Sure, I'll try to give you the intuition behind it.
Let's say I have a belief ("theory") that tries to describe/predict how the world really is ("reality"). My theory is sometimes going to be right, and sometimes going to be wrong. Sometimes it will predict an event to happen more often than it really does; sometimes less.
The KL divergence is a measure of how far my theory differs from reality.
The specific way that it quantifies it is basically by asking, "If I go around expecting the reality to be just like in my theory, then how often, and how badly will I be surprised?"
"Surprise" is itself quantified in such a way that if you assign a *low* probability to an event that *does* happen (or vice versa), that counts as "high" surprise. Likewise, if you predict a high probability for something that does happen, you get a low surprise-value. (The math involves taking the log of the inverse expected probability of the event.)

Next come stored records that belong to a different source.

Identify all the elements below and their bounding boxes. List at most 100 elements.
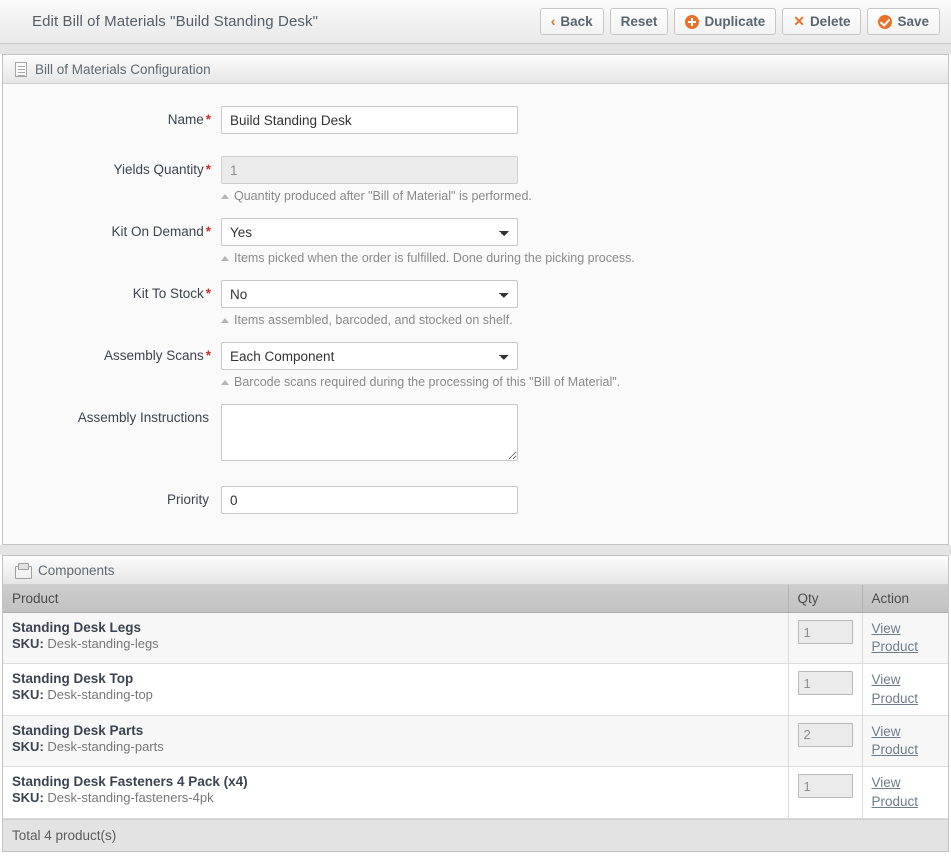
back-button[interactable]: ‹ Back xyxy=(539,8,604,35)
save-button-label: Save xyxy=(897,14,929,29)
field-row-kit-on-demand: Kit On Demand * Yes Items picked when the… xyxy=(3,218,948,265)
assembly-scans-hint: Barcode scans required during the proces… xyxy=(221,370,620,389)
column-header-action: Action xyxy=(862,585,948,613)
qty-input xyxy=(797,620,853,644)
field-row-name: Name * xyxy=(3,106,948,134)
toolbar: ‹ Back Reset Duplicate ✕ Delete Save xyxy=(539,8,945,35)
kit-to-stock-hint-text: Items assembled, barcoded, and stocked o… xyxy=(234,313,513,327)
priority-input[interactable] xyxy=(221,486,518,514)
product-sku: SKU: Desk-standing-parts xyxy=(12,739,779,754)
assembly-instructions-label-text: Assembly Instructions xyxy=(77,410,209,425)
yields-quantity-input xyxy=(221,156,518,184)
assembly-instructions-label: Assembly Instructions xyxy=(3,404,221,425)
assembly-scans-label-text: Assembly Scans xyxy=(103,348,204,363)
product-name: Standing Desk Top xyxy=(12,671,134,687)
yields-quantity-control: Quantity produced after "Bill of Materia… xyxy=(221,156,532,203)
qty-input xyxy=(797,774,853,799)
delete-button-label: Delete xyxy=(809,14,851,29)
box-icon xyxy=(15,563,32,579)
yields-quantity-label: Yields Quantity * xyxy=(3,156,221,177)
view-product-link[interactable]: View Product xyxy=(872,671,920,707)
x-icon: ✕ xyxy=(793,12,805,29)
product-name: Standing Desk Fasteners 4 Pack (x4) xyxy=(12,774,248,790)
assembly-scans-select[interactable]: Each Component xyxy=(221,342,518,370)
field-row-priority: Priority xyxy=(3,486,948,514)
qty-input xyxy=(797,722,853,747)
caret-up-icon xyxy=(221,256,229,261)
bom-configuration-body: Name* Yields Quantity* Quantity produced… xyxy=(3,84,948,544)
yields-quantity-label-text: Yields Quantity xyxy=(113,162,204,177)
field-row-assembly-scans: Assembly Scans * Each Component Barcode s… xyxy=(3,342,948,389)
kit-on-demand-label-text: Kit On Demand xyxy=(111,224,204,239)
components-table-head: Product Qty Action xyxy=(3,585,948,613)
yields-quantity-hint-text: Quantity produced after "Bill of Materia… xyxy=(234,189,532,203)
table-header-row: Product Qty Action xyxy=(3,585,948,613)
priority-label-text: Priority xyxy=(166,492,209,507)
caret-up-icon xyxy=(221,318,229,323)
table-row: Standing Desk Top SKU: Desk-standing-top… xyxy=(3,663,948,716)
kit-on-demand-required-marker: * xyxy=(205,224,211,239)
product-sku: SKU: Desk-standing-top xyxy=(12,687,779,702)
components-table: Product Qty Action Standing Desk Legs SK… xyxy=(3,585,948,819)
circle-check-icon xyxy=(878,14,893,29)
back-button-label: Back xyxy=(560,14,593,29)
action-cell: View Product xyxy=(862,663,948,716)
components-table-body: Standing Desk Legs SKU: Desk-standing-le… xyxy=(3,612,948,819)
name-required-marker: * xyxy=(205,112,211,127)
view-product-link[interactable]: View Product xyxy=(872,774,920,810)
kit-on-demand-select[interactable]: Yes xyxy=(221,218,518,246)
action-cell: View Product xyxy=(862,766,948,819)
view-product-link[interactable]: View Product xyxy=(872,723,920,759)
assembly-scans-hint-text: Barcode scans required during the proces… xyxy=(234,375,621,389)
sku-value: Desk-standing-legs xyxy=(47,636,159,651)
components-header: Components xyxy=(3,556,948,585)
priority-control xyxy=(221,486,518,514)
components-total-footer: Total 4 product(s) xyxy=(3,818,948,851)
kit-on-demand-control: Yes Items picked when the order is fulfi… xyxy=(221,218,635,265)
sku-label: SKU: xyxy=(12,790,44,806)
yields-quantity-hint: Quantity produced after "Bill of Materia… xyxy=(221,184,532,203)
name-control xyxy=(221,106,518,134)
kit-on-demand-hint: Items picked when the order is fulfilled… xyxy=(221,246,635,265)
name-input[interactable] xyxy=(221,106,518,134)
kit-on-demand-label: Kit On Demand * xyxy=(3,218,221,239)
delete-button[interactable]: ✕ Delete xyxy=(782,8,862,35)
top-spacer xyxy=(0,44,951,54)
product-sku: SKU: Desk-standing-legs xyxy=(12,636,779,651)
product-cell: Standing Desk Legs SKU: Desk-standing-le… xyxy=(3,612,789,665)
product-name: Standing Desk Parts xyxy=(12,722,144,738)
caret-up-icon xyxy=(221,194,229,199)
field-row-yields-quantity: Yields Quantity* Quantity produced after… xyxy=(3,156,948,203)
kit-to-stock-label: Kit To Stock * xyxy=(3,280,221,301)
qty-input xyxy=(797,671,853,696)
kit-on-demand-hint-text: Items picked when the order is fulfilled… xyxy=(234,251,635,265)
kit-to-stock-select[interactable]: No xyxy=(221,280,518,308)
duplicate-button[interactable]: Duplicate xyxy=(674,8,777,35)
components-title: Components xyxy=(38,562,115,578)
reset-button[interactable]: Reset xyxy=(609,8,669,35)
chevron-left-icon: ‹ xyxy=(550,12,556,29)
qty-cell xyxy=(788,715,863,768)
kit-to-stock-required-marker: * xyxy=(205,286,211,301)
column-header-product: Product xyxy=(3,585,789,613)
sku-label: SKU: xyxy=(12,687,44,703)
sku-value: Desk-standing-top xyxy=(47,687,153,703)
assembly-instructions-textarea[interactable] xyxy=(221,404,518,461)
yields-quantity-required-marker: * xyxy=(205,162,211,177)
product-name: Standing Desk Legs xyxy=(12,620,142,635)
sku-value: Desk-standing-parts xyxy=(47,738,164,754)
table-row: Standing Desk Legs SKU: Desk-standing-le… xyxy=(3,612,948,665)
kit-to-stock-label-text: Kit To Stock xyxy=(132,286,204,301)
save-button[interactable]: Save xyxy=(867,8,940,35)
caret-up-icon xyxy=(221,380,229,385)
page-content: Bill of Materials Configuration Name* Yi… xyxy=(0,44,951,852)
view-product-link[interactable]: View Product xyxy=(872,620,920,656)
column-header-qty: Qty xyxy=(788,585,863,613)
assembly-scans-label: Assembly Scans * xyxy=(3,342,221,363)
qty-cell xyxy=(788,766,863,819)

So the KL divergence goes through the world's "probability distribution", and at each point (i.e. experience all events at least once, but with differing frequencies depending on how probable the event is) it compares to my theory's probability distribution, finds how surprised I am, and sums over the whole thing.
The result is a measure of how bad my theory is (i.e., theories that are often wrong get a high KL divergence from the world).
Make any more sense now?
As for the joke: It's saying that information theory is the theory, and any deviation of the world from it is the KL divergence.